For each possible retirement start year the tool runs your portfolio through the full horizon against what actually happened next, taking out your inflation-adjusted withdrawal each year via the chosen strategy.
Failure means the pot hit zero before the end; those start years show a
red band on the chart. Everything is in today's money: returns are converted to sterling and adjusted for UK inflation, so the withdrawal rate is a real, inflation-proofed income.
Currency: "unhedged" holds overseas assets in their own currencies and applies the historical sterling exchange-rate path; hedging removes that currency movement.

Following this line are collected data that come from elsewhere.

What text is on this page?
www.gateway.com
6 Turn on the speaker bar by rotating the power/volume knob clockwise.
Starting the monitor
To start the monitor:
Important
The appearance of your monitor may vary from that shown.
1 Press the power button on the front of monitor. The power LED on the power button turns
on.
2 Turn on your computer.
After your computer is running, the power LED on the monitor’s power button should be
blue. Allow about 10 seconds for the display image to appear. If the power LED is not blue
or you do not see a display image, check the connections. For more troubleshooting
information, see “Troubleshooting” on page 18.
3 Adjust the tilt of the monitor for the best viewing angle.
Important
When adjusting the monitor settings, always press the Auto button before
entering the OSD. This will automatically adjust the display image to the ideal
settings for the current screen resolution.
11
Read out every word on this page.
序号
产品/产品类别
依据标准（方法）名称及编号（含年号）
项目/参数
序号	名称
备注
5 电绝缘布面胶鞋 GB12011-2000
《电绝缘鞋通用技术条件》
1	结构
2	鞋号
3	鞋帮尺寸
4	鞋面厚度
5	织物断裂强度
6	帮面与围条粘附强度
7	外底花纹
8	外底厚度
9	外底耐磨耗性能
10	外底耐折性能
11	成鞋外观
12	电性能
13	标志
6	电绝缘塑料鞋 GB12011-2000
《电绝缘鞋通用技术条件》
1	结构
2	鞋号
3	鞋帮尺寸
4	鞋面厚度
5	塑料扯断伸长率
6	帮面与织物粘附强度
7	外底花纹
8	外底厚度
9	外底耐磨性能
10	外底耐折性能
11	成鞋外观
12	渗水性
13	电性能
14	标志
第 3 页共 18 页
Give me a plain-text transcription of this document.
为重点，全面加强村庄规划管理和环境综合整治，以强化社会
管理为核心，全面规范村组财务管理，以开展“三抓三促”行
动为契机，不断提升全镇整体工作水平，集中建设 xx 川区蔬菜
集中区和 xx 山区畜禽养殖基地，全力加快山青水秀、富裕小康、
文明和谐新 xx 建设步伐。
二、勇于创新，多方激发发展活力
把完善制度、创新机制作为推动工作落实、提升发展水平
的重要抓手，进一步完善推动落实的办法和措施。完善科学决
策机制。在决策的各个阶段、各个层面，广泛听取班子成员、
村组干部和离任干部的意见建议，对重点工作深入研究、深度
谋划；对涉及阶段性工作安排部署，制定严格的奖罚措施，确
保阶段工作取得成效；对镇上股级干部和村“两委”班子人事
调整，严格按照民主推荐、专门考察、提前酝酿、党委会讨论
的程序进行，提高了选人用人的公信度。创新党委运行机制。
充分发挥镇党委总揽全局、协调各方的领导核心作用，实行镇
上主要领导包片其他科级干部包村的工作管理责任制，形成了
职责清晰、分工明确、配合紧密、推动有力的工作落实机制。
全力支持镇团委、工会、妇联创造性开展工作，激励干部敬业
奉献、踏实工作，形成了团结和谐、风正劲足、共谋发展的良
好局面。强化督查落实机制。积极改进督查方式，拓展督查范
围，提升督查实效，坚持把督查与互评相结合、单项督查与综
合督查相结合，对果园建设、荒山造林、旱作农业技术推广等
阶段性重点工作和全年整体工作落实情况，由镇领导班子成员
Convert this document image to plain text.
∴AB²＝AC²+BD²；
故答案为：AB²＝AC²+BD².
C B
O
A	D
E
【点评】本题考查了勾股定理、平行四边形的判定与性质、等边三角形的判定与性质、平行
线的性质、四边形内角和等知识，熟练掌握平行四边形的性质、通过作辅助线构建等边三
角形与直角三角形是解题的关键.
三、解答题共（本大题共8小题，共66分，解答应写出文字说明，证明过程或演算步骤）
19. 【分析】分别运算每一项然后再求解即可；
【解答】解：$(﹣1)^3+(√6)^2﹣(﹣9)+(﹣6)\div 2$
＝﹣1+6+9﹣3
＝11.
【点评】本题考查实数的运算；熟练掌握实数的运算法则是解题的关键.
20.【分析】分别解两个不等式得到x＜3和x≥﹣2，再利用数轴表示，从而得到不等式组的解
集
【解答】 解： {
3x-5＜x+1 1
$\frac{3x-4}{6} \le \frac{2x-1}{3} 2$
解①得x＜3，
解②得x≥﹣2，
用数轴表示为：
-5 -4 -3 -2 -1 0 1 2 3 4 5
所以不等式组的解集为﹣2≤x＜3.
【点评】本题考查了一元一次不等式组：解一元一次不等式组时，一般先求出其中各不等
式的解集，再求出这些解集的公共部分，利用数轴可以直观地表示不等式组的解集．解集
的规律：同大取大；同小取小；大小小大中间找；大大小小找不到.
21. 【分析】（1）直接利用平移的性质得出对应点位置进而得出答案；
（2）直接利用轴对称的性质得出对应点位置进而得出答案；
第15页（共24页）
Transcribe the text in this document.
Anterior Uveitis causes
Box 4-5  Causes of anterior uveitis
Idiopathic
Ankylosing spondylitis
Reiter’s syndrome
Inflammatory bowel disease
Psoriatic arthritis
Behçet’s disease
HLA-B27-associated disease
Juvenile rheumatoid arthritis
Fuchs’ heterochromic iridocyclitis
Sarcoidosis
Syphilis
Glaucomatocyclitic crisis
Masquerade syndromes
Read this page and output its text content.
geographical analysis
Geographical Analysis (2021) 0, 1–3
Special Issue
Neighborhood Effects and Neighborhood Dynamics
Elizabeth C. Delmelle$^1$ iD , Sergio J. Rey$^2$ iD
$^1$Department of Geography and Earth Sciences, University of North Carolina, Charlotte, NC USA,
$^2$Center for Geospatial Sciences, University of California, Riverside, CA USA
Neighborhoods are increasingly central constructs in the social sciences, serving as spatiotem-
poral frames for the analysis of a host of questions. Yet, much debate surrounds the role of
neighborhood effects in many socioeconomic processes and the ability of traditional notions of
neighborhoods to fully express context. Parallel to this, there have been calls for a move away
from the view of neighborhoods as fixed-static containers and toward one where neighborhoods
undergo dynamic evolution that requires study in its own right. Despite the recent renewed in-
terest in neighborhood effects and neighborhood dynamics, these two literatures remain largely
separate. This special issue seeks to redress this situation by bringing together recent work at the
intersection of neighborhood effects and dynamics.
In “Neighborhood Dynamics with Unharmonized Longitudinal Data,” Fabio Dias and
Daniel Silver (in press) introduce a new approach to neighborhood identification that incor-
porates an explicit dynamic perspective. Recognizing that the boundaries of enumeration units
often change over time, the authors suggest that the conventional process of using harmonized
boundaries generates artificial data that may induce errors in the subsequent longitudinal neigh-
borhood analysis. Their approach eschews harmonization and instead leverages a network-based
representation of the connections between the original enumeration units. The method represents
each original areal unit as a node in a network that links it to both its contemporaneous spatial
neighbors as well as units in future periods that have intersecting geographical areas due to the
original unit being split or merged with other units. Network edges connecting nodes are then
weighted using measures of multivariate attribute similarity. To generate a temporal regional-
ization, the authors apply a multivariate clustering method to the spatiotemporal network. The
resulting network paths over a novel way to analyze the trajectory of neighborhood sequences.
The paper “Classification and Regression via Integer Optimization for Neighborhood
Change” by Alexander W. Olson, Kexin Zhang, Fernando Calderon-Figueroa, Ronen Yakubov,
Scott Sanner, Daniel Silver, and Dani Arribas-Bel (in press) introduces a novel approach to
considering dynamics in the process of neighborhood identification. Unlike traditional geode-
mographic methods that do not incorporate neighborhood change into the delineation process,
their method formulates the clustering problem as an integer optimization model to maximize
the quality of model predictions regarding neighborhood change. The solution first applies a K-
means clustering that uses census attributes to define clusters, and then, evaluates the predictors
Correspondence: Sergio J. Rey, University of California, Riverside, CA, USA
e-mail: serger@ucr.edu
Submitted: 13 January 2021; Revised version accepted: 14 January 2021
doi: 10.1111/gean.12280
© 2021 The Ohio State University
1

Valuation adjustment: based on the CAPE ratio — share price divided by 10-year average inflation-adjusted earnings — which is a rough guide to how dear a market is. A high starting CAPE has historically been followed by weaker 10-year returns; fitting that relationship on US data since 1881 gives roughly: expected 10-year real return ≈ 0.3% + 0.90 × (1 ÷ CAPE). When the adjustment is on, the tool works out the gap between that CAPE-implied figure and the long-run average (~6.7%/yr) and subtracts it from the first 12 years' equity returns (largest in year one, fading to zero by year 12). It auto-selects the starting CAPE for the chosen market — about 38 for the US (expensive) and about 29 for Global (developed-markets, less so) as of early 2026 — so US gets a larger reduction. It lowers the average early return only; it does not raise the odds of a crash, which dear markets also tend to do, so if anything it understates the risk of starting expensive.